Gold Hit New Record

Gold Hit New Record

Gold hit new record early Monday, just short of $2,000 an ounce as, investors continued to flock to bullion as a hedge against uncertainty from the pandemic and economic woes.

Spot gold touched $1,984.66 an ounce early Monday as futures also rallied to $1997.49 an ounce. The near brush with $2,000 pulled back a bit When the rebounding dollar fueled some profit-taking. “The dollar’s correction from a two-year low is taking some shine off gold,” independent analyst Ross Norman told Reuters. “We seem to be in a period of consolidation and we’ve seen some profit-taking.”

The release of the key U.S. ISM Manufacturing Index for July provided investors with further direction. It showed a small uptick to 54.2 versus the expected 53.6. Spot gold reacted with an uptick steadily heading back past $1,970.


Gold futures climbed 3.2% last week to settle Friday at $1,985.90 an ounce on Comex, capping a 10% surge in July. The December contract advanced 1% Friday. Monday’s increase was limited by a strengthening dollar, which is typically bearish for gold. The greenback has lost 10% of its value since March, as the pandemic has raged. Currently, the December contract is $1,980.90, while DG spot price is down a bit at $1,970.60.

Silver futures rose 6% last week to settle at $24.22 an ounce on Comex, capping a 30% rally for the month of July. The September contract gained 3.7% Friday. Currently, the September contract is $24.330, while DG spot price is up to $24.30.

Speculators cut their bullish positions in Comex gold and silver in the week ended July 28, according to the weekly Commitments of Traders report from the U.S. Commodities Futures Trading Commission, released Friday.

The virus known as COVID-19 has killed more than 688,000 people worldwide and sickened more than 18 million. About 26% of the cases — and 22% of the deaths — are in the U.S. The country has 4.67 million cases, more than any other nation.

Cases of the virus continued to mount in the U.S., and the Trump administration’s coronavirus coordinator, Dr. Deborah Birx, said on CNN Sunday that the country has entered a “new phase” of the pandemic that is much worse than the spring. She encouraged people who live with others in areas with mounting infection rates to consider wearing a mask at home.

The economic impact of the pandemic has been profound — and provided a significant boost to precious metals as investors have sought the risk-off trade. U.S. GDP contracted by 32.9% in the second quarter, compared with the year earlier, shattering all previous quarterly records, Tens of millions of people have lost their jobs. Monthly unemployment data set to come out Friday will give investors additional information about the state of the economy.

Meanwhile, gold continued to get a boost from a standoff between the U.S. and China. U.S. Secretary of State Mike Pompeo said Sunday on Fox that the president would take action in the coming days against Chinese-owned software that he thinks threatens national security.

Chinese manufacturing rose at the fastest pace in nine years in July, a private gauge showed Monday.

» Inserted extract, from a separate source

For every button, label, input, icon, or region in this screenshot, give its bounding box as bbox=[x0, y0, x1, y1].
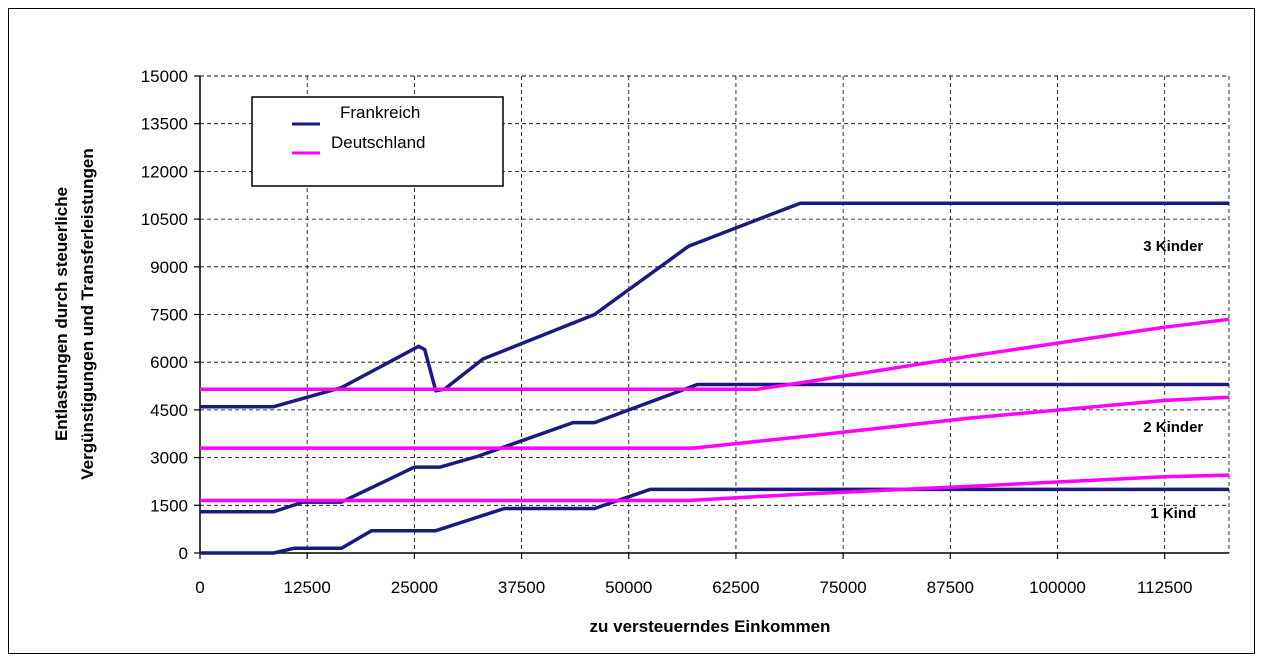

The Caixin China manufacturing purchasing managers index rose to 52.8 in July from 51.2 in June, Caixin and researcher Markit reported.

Spot palladium fell 7.1% last week to $2,122.00 an ounce, though it rose 7% in July. The metal increased 0.8% Friday. Spot platinum dropped 1.9% last week to $907.60 an ounce, but was up 8.3% for the month. It edged up 0.1% Friday. Currently, the DG spot price for platinum is up at $928.50 and palladium is down to $2,218.70.

 

Disclaimer: This editorial has been prepared by Dillon Gage Metals for information and thought-provoking purposes only and does not purport to predict or forecast actual results. This editorial opinion is not to be construed as investment advice or as a recommendation regarding any particular security, commodity or course of action. Opinions expressed herein cannot be attributable to Dillon Gage. Reasonable people may disagree about the events discussed or opinions expressed herein. In the event any of the assumptions used herein do not come to fruition, results are likely to vary substantially. It is not a solicitation or advice to make any exchange in commodities, securities or other financial instruments. No part of this editorial may be reproduced in any manner, in whole or in part, without the prior written permission of Dillon Gage Metals. Dillon Gage Metals shall not have any liability for any damages of any kind whatsoever relating to this editorial. You should consult your advisers with respect to these areas. By posting this editorial, you acknowledge, understand and accept this disclaimer.